Gracias a Hanna, subraya Rove, McKinley creó “las primeras campañas modernas de elecciones primarias y presidenciales”. A eso atribuyó su victoria: “La calidad de la campaña de un candidato marca una diferencia fundamental, y el tamaño y el alcance de los esfuerzos pasados para ganar la Casa Blanca palidecieron en comparación con los de los hombres de McKinley”.

Si Bryan recaudó USD 300.000 dólares, su contrincante republicano logró más de 13 veces eso: cerca de USD 4 millones. “McKinley y sus directores dieron prioridad a la organización, y aplicaron métodos empresariales a la política, en particular a las tareas de persuasión y movilización”, elogió Rove.

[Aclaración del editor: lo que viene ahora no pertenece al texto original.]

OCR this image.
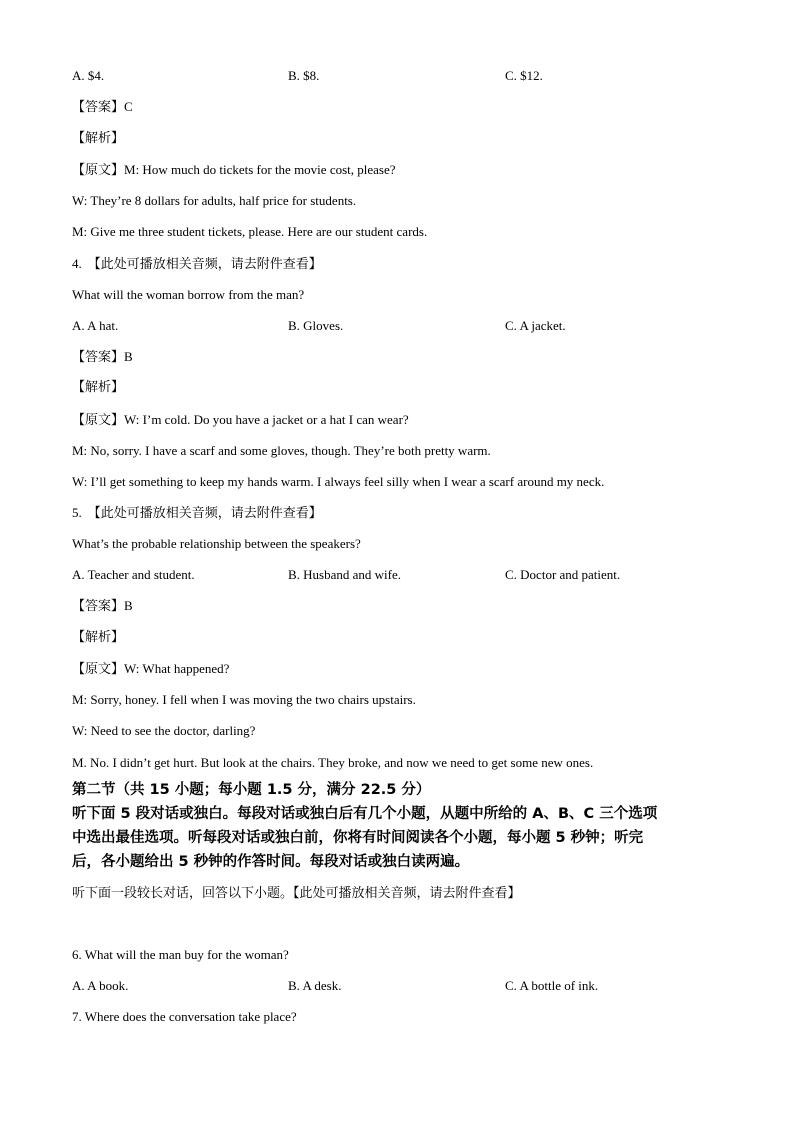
A. $4.	B. $8.	C. $12.
【答案】C
【解析】
【原文】M: How much do tickets for the movie cost, please?
W: They’re 8 dollars for adults, half price for students.
M: Give me three student tickets, please. Here are our student cards.
4. 【此处可播放相关音频，请去附件查看】
What will the woman borrow from the man?
A. A hat.	B. Gloves.	C. A jacket.
【答案】B
【解析】
【原文】W: I’m cold. Do you have a jacket or a hat I can wear?
M: No, sorry. I have a scarf and some gloves, though. They’re both pretty warm.
W: I’ll get something to keep my hands warm. I always feel silly when I wear a scarf around my neck.
5. 【此处可播放相关音频，请去附件查看】
What’s the probable relationship between the speakers?
A. Teacher and student.	B. Husband and wife.	C. Doctor and patient.
【答案】B
【解析】
【原文】W: What happened?
M: Sorry, honey. I fell when I was moving the two chairs upstairs.
W: Need to see the doctor, darling?
M. No. I didn’t get hurt. But look at the chairs. They broke, and now we need to get some new ones.

第二节（共 15 小题；每小题 1.5 分，满分 22.5 分）

听下面 5 段对话或独白。每段对话或独白后有几个小题，从题中所给的 A、B、C 三个选项

中选出最佳选项。听每段对话或独白前，你将有时间阅读各个小题，每小题 5 秒钟；听完

后，各小题给出 5 秒钟的作答时间。每段对话或独白读两遍。

听下面一段较长对话，回答以下小题。【此处可播放相关音频，请去附件查看】
6. What will the man buy for the woman?
A. A book.	B. A desk.	C. A bottle of ink.
7. Where does the conversation take place?
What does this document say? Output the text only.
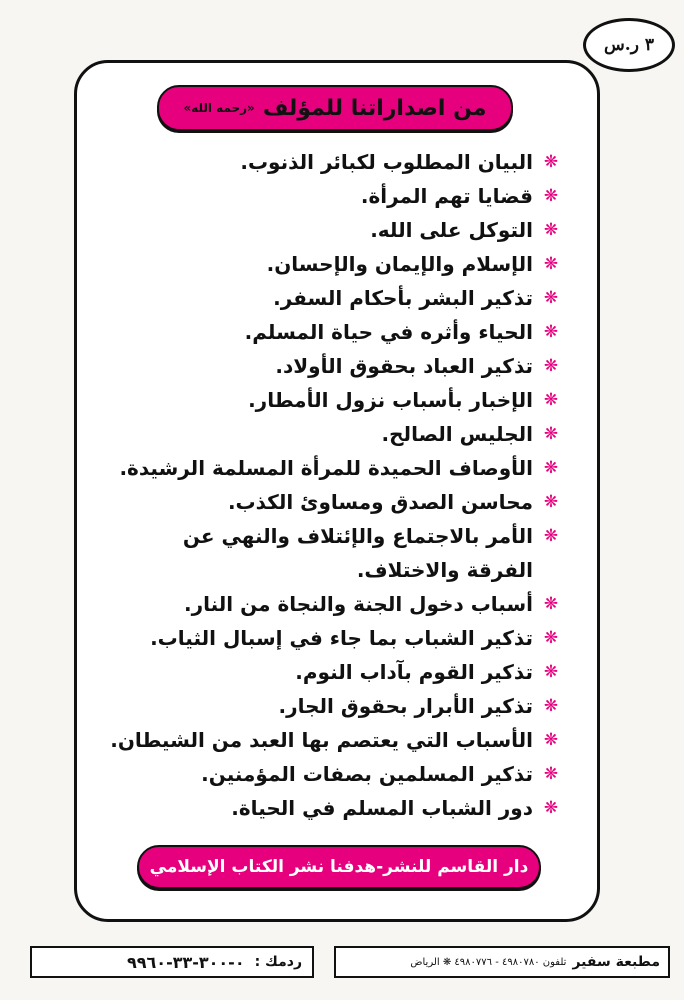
٣ ر.س
من اصداراتنا للمؤلف
«رحمه الله»
❋
البيان المطلوب لكبائر الذنوب.
❋
قضايا تهم المرأة.
❋
التوكل على الله.
❋
الإسلام والإيمان والإحسان.
❋
تذكير البشر بأحكام السفر.
❋
الحياء وأثره في حياة المسلم.
❋
تذكير العباد بحقوق الأولاد.
❋
الإخبار بأسباب نزول الأمطار.
❋
الجليس الصالح.
❋
الأوصاف الحميدة للمرأة المسلمة الرشيدة.
❋
محاسن الصدق ومساوئ الكذب.
❋
الأمر بالاجتماع والإئتلاف والنهي عن الفرقة والاختلاف.
❋
أسباب دخول الجنة والنجاة من النار.
❋
تذكير الشباب بما جاء في إسبال الثياب.
❋
تذكير القوم بآداب النوم.
❋
تذكير الأبرار بحقوق الجار.
❋
الأسباب التي يعتصم بها العبد من الشيطان.
❋
تذكير المسلمين بصفات المؤمنين.
❋
دور الشباب المسلم في الحياة.
دار القاسم للنشر-هدفنا نشر الكتاب الإسلامي
ردمك :
٠-٣٠٠-٣٣-٩٩٦٠	مطبعة سفير
تلفون ٤٩٨٠٧٨٠ - ٤٩٨٠٧٧٦ ❋ الرياض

En 1896 la revista Puck publicó una caricatura de McKinley a punto de coronarse con la candidatura republicana, junto a Mark Hanna.

Más de 700.000 personas, separadas según sus perfiles de votantes, fueron invitadas al porche de la casa de McKinley en Canton, Ohio, para escucharlo hablar de los temas que interesaban a cada grupo específico. El correo despachó unos 250 millones de cartas de propaganda electoral, y en los estados indecisos los votantes recibieron una por semana. Los medios —entre ellos, el Cleveland Herald, de Hanna— reflejaron esas novedades.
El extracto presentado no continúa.